The conversion runs entirely in your browser. Your JSON or CSV is never uploaded — the Papa Parse library that does the parsing is bundled with the page and loaded from the same origin on first use, so after the page has loaded the tool needs no network at all. Nothing you paste is stored or sent anywhere, which matters when these files carry customer records, financial exports and other data you would not want handed to a server.

Frequently asked questions

How does it handle nested objects or arrays inside my JSON?

CSV is a flat grid, so a value that is itself an object or array can't sit in one cell unchanged. When a cell holds a nested value the converter serialises it back to a compact JSON string — {"name":"Drill","specs":{"volts":18}} becomes a specs column containing {"volts":18}. The data stays intact and reversible, but nested keys are not spread into their own columns. If you need specs.volts as a separate column, flatten the JSON first.

What happens if my objects don't all have the same keys?

The column list is the union of every key seen across all rows, in first-seen order, and a row missing a key gets an empty cell for it. So [{"sku":"A1"},{"sku":"A2","price":9}] produces two columns — sku and price — with the first row's price cell left blank. No row is dropped and no key is silently lost.

Comma, semicolon or tab — which delimiter do I want?

Comma is standard CSV and the safe default. Pick semicolon when the file is headed for Excel on a machine set to a European locale, where Excel reads semicolons as the column separator and would otherwise pack a whole row into one cell. Tab produces TSV, useful when your values contain commas of their own and you'd rather avoid the quoting.

Why did my postcode 0800 turn into 800 in the JSON?

Converting CSV to JSON with "Parse numbers and booleans" on reads 0800 as the number 800 and true as a boolean rather than as text. That is usually what you want, but it drops leading zeros from anything that only looks numeric — postcodes, phone numbers, ABNs, SKUs. Switch the option off to keep every field as a string exactly as written.

What does "Too many fields" or "Too few fields" mean?

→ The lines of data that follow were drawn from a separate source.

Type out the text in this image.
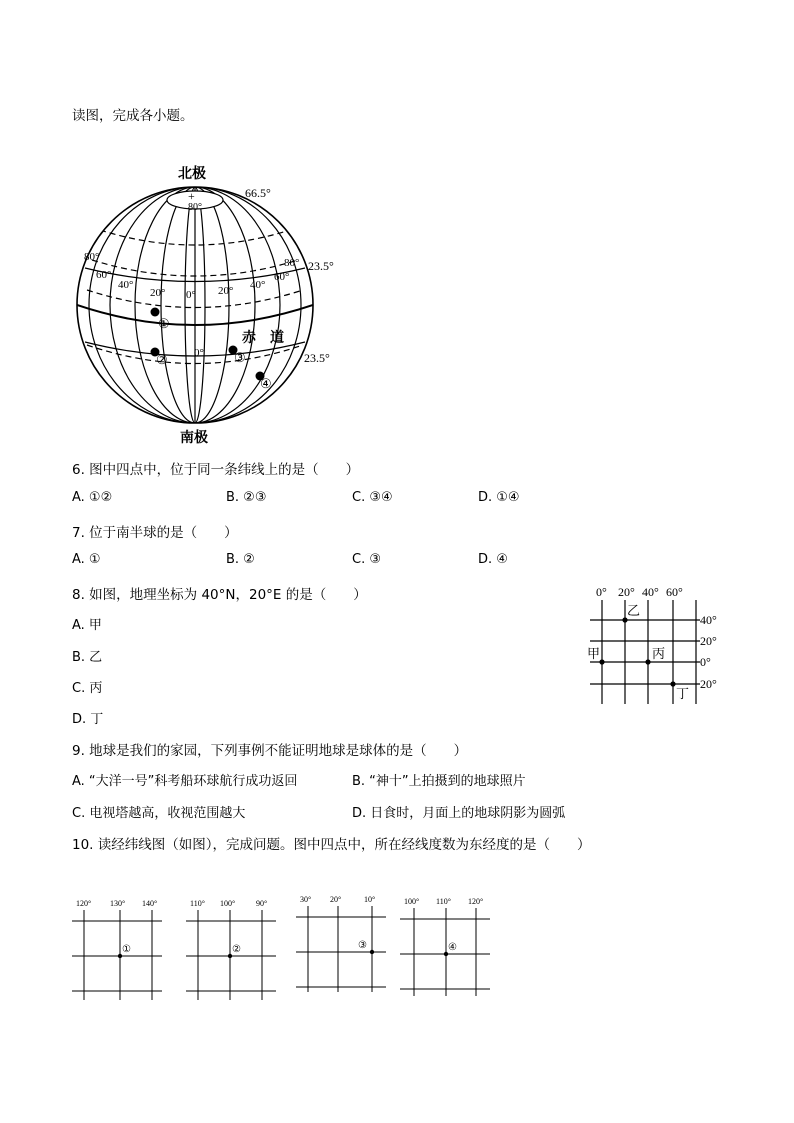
读图，完成各小题。
+
北极
南极
赤　道
66.5°
80°
23.5°
23.5°
80°
60°
40°
20° 0° 20° 40°
60°
80°
0°
①
②	③
④
6. 图中四点中，位于同一条纬线上的是（　　）
A. ①②	B. ②③	C. ③④	D. ①④
7. 位于南半球的是（　　）
A. ①	B. ②	C. ③	D. ④
8. 如图，地理坐标为 40°N，20°E 的是（　　）
A. 甲
B. 乙
C. 丙
D. 丁
0° 20° 40° 60°
40°
20°
0°
20°
乙
甲	丙
丁
9. 地球是我们的家园，下列事例不能证明地球是球体的是（　　）
A. “大洋一号”科考船环球航行成功返回	B. “神十”上拍摄到的地球照片
C. 电视塔越高，收视范围越大	D. 日食时，月面上的地球阴影为圆弧
10. 读经纬线图（如图），完成问题。图中四点中，所在经线度数为东经度的是（　　）
120° 130° 140°
①
110° 100°	90°
②
30° 20°	10°
③
100° 110° 120°
④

It flags a ragged CSV: a data row has a different column count than the header row. The usual cause is a stray or missing delimiter — an unquoted comma inside a value, or a trailing separator. The converter still returns JSON for what it could read and names the row number, but the flagged rows are worth a look before you trust the result.

Can I convert a single JSON object instead of an array?

Yes. A lone object such as {"city":"Bendigo","active":true} is treated as a one-row table: its keys become the header and its values become the single data row. An array of objects is the usual input, but you don't have to wrap a single record yourself.